On the face of it, there is a lot to commend such a deal. YouTube currently shows around 100 million videos a day and a bill for bandwidth to make the eyes water. In addition, the site has yet to prove that it can make serious money. On the other hand, Google knows a lot about massive bandwidth requirements and the search engine can certainly afford to buy YouTube with its $10 billion cash pile. Finally, Google Video is a poor third in a market that has shown some of the biggest growth in the past 18 months.
According to Hitwise, the traffic to YouTube overtook Google Video in early 2006. Last month YouTube’s traffic was four times the size of Google Video. On the other hand, Google is YouTube’s second most important source of traffic, other than MySpace. In addition, Video is well down the list of the most popular Google sites, with less than half a per cent of Google’s total traffic behind Search, Mail, News and Blogger.

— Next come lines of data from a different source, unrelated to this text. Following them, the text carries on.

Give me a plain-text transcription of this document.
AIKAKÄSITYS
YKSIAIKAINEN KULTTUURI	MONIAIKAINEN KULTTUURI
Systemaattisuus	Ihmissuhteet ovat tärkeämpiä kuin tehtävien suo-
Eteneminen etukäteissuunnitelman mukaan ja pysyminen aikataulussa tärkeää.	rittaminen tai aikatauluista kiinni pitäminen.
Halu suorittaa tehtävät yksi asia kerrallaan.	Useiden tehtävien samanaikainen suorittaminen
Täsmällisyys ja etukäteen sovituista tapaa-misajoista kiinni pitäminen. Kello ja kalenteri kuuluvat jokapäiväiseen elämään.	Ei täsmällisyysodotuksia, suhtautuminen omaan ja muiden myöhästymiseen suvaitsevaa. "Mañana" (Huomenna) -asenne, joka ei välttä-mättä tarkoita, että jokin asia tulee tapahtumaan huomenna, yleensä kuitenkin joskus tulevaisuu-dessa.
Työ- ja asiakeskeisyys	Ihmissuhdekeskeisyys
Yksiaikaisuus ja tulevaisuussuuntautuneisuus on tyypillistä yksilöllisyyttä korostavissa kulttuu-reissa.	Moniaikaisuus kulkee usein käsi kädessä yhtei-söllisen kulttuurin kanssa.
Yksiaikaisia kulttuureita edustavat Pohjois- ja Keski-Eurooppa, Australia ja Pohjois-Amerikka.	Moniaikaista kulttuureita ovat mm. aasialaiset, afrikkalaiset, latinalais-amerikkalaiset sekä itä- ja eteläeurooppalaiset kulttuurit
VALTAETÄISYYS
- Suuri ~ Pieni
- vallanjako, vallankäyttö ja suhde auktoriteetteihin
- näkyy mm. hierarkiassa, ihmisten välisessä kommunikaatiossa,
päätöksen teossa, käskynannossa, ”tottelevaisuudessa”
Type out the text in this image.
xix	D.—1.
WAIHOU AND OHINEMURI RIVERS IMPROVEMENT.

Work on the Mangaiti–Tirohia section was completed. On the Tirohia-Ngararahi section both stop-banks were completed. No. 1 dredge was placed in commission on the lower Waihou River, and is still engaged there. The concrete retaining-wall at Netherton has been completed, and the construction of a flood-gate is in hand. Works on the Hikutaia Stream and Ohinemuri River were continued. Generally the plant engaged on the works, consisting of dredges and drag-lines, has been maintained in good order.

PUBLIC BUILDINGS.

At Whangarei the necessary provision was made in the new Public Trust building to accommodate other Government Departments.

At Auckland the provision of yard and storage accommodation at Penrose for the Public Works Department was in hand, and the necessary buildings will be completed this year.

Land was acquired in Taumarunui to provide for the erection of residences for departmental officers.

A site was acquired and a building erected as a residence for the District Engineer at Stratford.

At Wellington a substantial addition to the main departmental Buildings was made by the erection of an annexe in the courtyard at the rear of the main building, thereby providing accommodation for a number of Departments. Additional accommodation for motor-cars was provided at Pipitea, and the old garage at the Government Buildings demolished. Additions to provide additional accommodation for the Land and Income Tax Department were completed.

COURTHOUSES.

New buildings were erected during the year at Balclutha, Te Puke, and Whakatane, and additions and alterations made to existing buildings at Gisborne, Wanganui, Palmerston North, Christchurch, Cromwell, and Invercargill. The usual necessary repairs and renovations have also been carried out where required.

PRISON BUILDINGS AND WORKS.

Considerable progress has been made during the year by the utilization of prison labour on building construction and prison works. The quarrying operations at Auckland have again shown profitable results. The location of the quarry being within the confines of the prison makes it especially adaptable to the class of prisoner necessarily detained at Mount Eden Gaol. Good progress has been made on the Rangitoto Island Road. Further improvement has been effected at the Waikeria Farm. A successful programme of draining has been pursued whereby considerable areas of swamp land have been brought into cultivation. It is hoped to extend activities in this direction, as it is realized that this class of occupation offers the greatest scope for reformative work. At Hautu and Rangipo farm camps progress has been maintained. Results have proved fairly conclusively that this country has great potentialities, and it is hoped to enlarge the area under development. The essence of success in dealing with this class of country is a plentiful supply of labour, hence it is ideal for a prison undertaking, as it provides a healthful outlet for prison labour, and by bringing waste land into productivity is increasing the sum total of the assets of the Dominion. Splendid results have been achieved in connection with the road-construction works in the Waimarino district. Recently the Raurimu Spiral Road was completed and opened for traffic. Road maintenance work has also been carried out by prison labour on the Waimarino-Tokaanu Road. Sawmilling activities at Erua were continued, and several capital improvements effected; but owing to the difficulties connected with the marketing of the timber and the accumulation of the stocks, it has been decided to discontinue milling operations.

The big hurdle is the issue of copyright infringement. While the site is best known for videos of unsigned bands and home videos from the Jackass generation, there is also a fair bit of copyright material lying around. Universal Music CEO Doug Morris has warned companies like YouTube that ‘We believe these new businesses are copyright infringers and owe us tens of millions of dollars’. Although talks are underway between YouTube and the music and video companies, Google will not want to buy a business that might blow up in its face like a Napster or Kazaa.
All the other major players in the online market have also been linked to a possible buy out of YouTube including Viacom, Microsoft, Yahoo and News Corp, even though the company has said it is not interested in buying the Californian start up and thinks it can do better with a home grown competitor. Recently, chief operating officer Peter Chernin told investors that, ‘If you look at virtually any Web 2.0 application, whether its YouTube, whether it’s Flickr, whether it’s Photobucket, almost all of them are really driven off the back of MySpace, there’s no reason why we can’t build a parallel business.’
This is the other major issue facing a possible Google buyout: can YouTube hold onto its traffic when some of the major providers of upstream traffic such as MySpace launch their own rivals?